DEV Community

Arkadiusz Przychocki
Arkadiusz Przychocki

Posted on • Originally published at blog.arkstack.dev

What you measure depends on where you draw the boundary

Benchmark metadata — scenario: e2e-shop-order-saga · hardware: dev-laptop · jdk: 26 · date: 2026-05-05 · status: descriptive · reproducibility: complete

The previous article in this series — Where StructuredTaskScope Ends — argued the architectural case for building a native Flow engine instead of adopting an existing saga framework. This is the empirical sequel: what those frameworks actually cost when you measure all three saga guarantees, not just forward progress.
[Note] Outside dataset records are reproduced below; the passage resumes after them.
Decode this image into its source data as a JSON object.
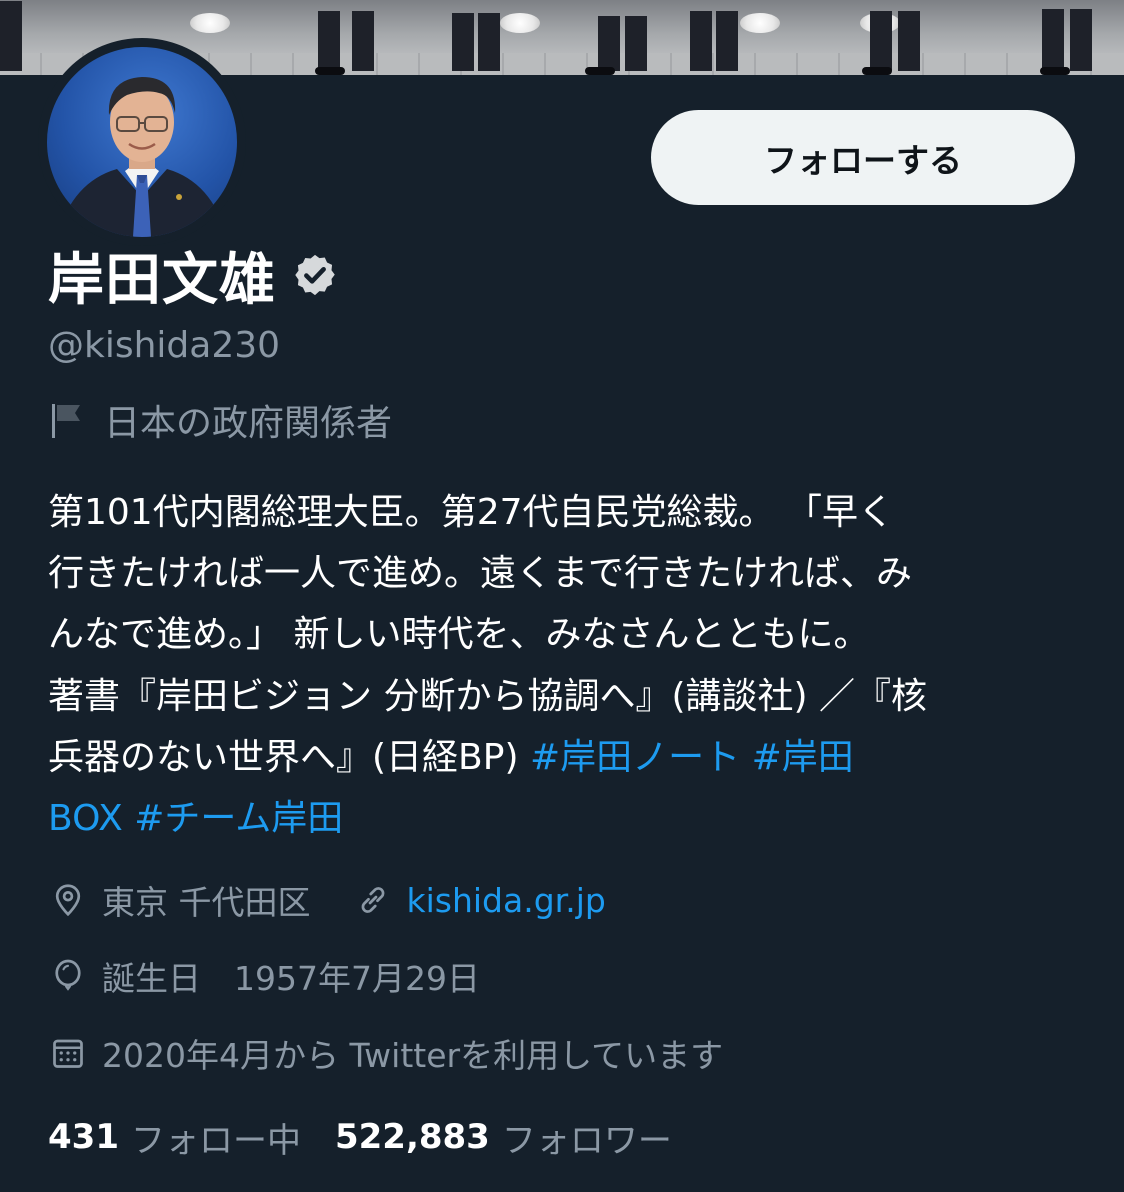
{
  "profile": {
    "display_name": "岸田文雄",
    "handle": "@kishida230",
    "affiliation": "日本の政府関係者",
    "follow_button_label": "フォローする",
    "bio": {
      "line1": "第101代内閣総理大臣。第27代自民党総裁。 「早く",
      "line2": "行きたければ一人で進め。遠くまで行きたければ、み",
      "line3": "んなで進め。」 新しい時代を、みなさんとともに。",
      "line4": "著書『岸田ビジョン 分断から協調へ』(講談社) ／『核",
      "line5_text": "兵器のない世界へ』(日経BP) ",
      "hashtag1": "#岸田ノート",
      "hashtag2_part1": "#岸田",
      "hashtag2_part2": "BOX",
      "hashtag3": "#チーム岸田"
    },
    "location": "東京 千代田区",
    "website": "kishida.gr.jp",
    "birthday": "誕生日　1957年7月29日",
    "joined": "2020年4月から Twitterを利用しています",
    "following_count": "431",
    "following_label": "フォロー中",
    "followers_count": "522,883",
    "followers_label": "フォロワー"
  },
  "icons": {
    "verified": "verified-badge-icon",
    "affiliation": "flag-icon",
    "location": "location-pin-icon",
    "website": "link-icon",
    "birthday": "balloon-icon",
    "joined": "calendar-icon"
  },
  "colors": {
    "background": "#15202b",
    "accent": "#1d9bf0",
    "secondary_text": "#8b98a5",
    "button_bg": "#eff3f4"
  }
}
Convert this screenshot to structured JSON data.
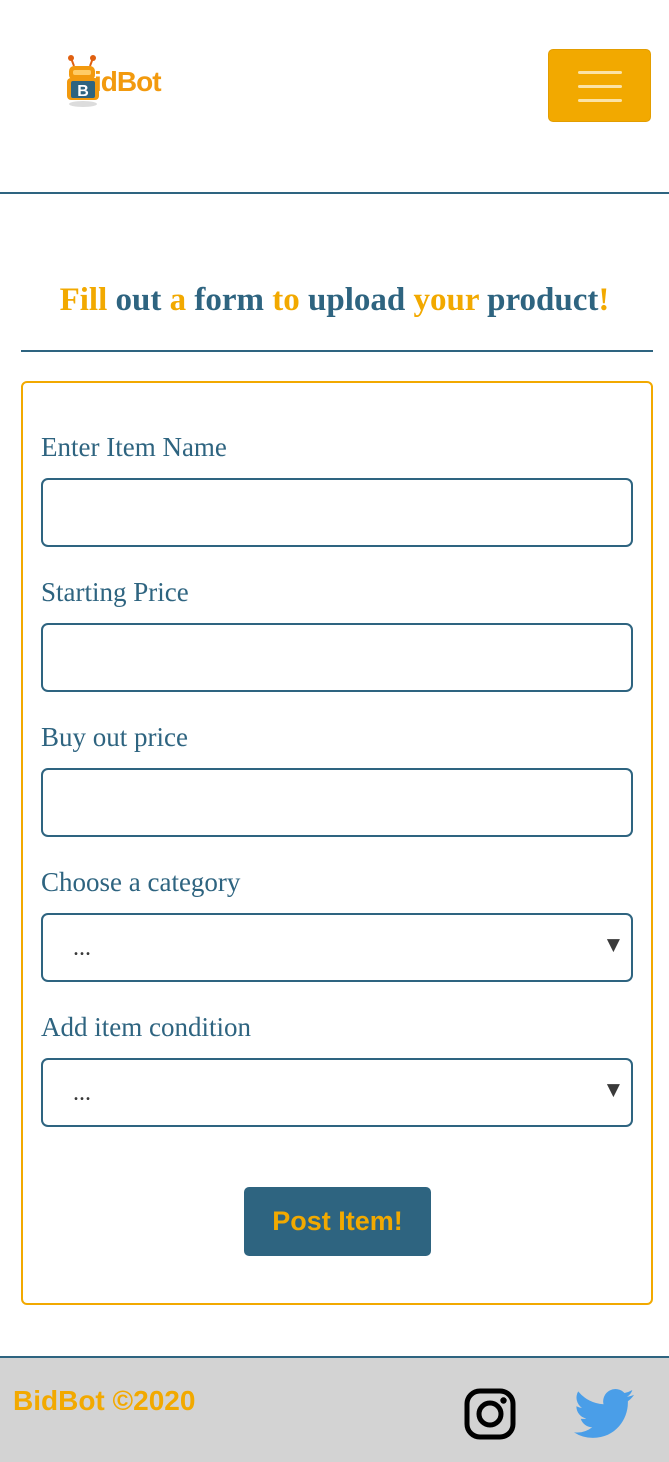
{
  "header": {
    "logo": {
      "text_b": "B",
      "text_rest": "idBot"
    },
    "menu_button": {
      "icon": "hamburger-menu-icon"
    }
  },
  "page": {
    "heading_words": [
      "Fill",
      "out",
      "a",
      "form",
      "to",
      "upload",
      "your",
      "product",
      "!"
    ]
  },
  "form": {
    "item_name": {
      "label": "Enter Item Name",
      "value": ""
    },
    "starting_price": {
      "label": "Starting Price",
      "value": ""
    },
    "buyout_price": {
      "label": "Buy out price",
      "value": ""
    },
    "category": {
      "label": "Choose a category",
      "selected": "..."
    },
    "condition": {
      "label": "Add item condition",
      "selected": "..."
    },
    "submit_label": "Post Item!"
  },
  "footer": {
    "copyright": "BidBot ©2020",
    "social": [
      "instagram-icon",
      "twitter-icon"
    ]
  },
  "colors": {
    "primary": "#2e6480",
    "accent": "#f2a900",
    "footer_bg": "#d3d3d3",
    "twitter": "#4a9ee8"
  }
}
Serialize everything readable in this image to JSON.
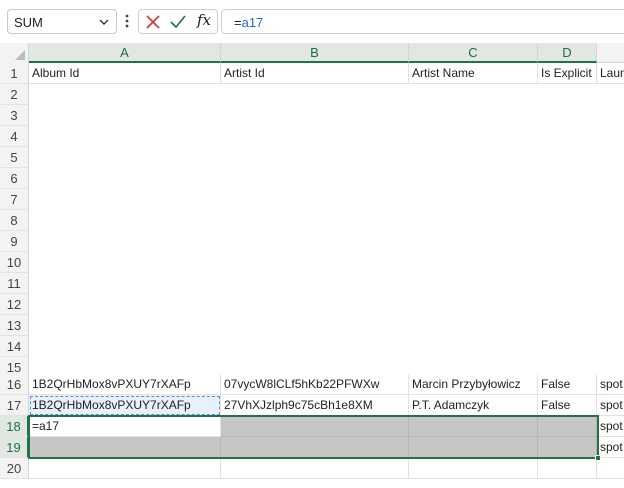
{
  "name_box": {
    "value": "SUM"
  },
  "formula_bar": {
    "equals": "=",
    "ref": "a17"
  },
  "columns": [
    {
      "letter": "A"
    },
    {
      "letter": "B"
    },
    {
      "letter": "C"
    },
    {
      "letter": "D"
    }
  ],
  "rows": [
    "1",
    "2",
    "3",
    "4",
    "5",
    "6",
    "7",
    "8",
    "9",
    "10",
    "11",
    "12",
    "13",
    "14",
    "15",
    "16",
    "17",
    "18",
    "19",
    "20"
  ],
  "header_row": {
    "a": "Album Id",
    "b": "Artist Id",
    "c": "Artist Name",
    "d": "Is Explicit",
    "e": "Laun"
  },
  "row16": {
    "a": "1B2QrHbMox8vPXUY7rXAFp",
    "b": "07vycW8lCLf5hKb22PFWXw",
    "c": "Marcin Przybyłowicz",
    "d": "False",
    "e": "spot"
  },
  "row17": {
    "a": "1B2QrHbMox8vPXUY7rXAFp",
    "b": "27VhXJzlph9c75cBh1e8XM",
    "c": "P.T. Adamczyk",
    "d": "False",
    "e": "spot"
  },
  "row18": {
    "a": "=a17",
    "e": "spot"
  },
  "row19": {
    "e": "spot"
  },
  "colors": {
    "accent": "#217346",
    "ref_blue": "#1f6bd6",
    "selection_gray": "#c6c6c6"
  }
}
I ran the comparative benchmark expecting latency differences. Spring + Axon did post the fastest p95 — but that surprised me less than something else in the same table. Under matched 3% failure injection, both Axon-based stacks reported zero compensations. Not "fewer than expected." Zero. That's what made me stop and look harder.

Saga frameworks are evaluated on throughput and latency. That's
incomplete, and sometimes misleading. Saga has three guarantees:
forward progress, compensation under failure, and termination.
Most benchmarks measure forward progress only — and then call the
framework "correct" if the happy path works.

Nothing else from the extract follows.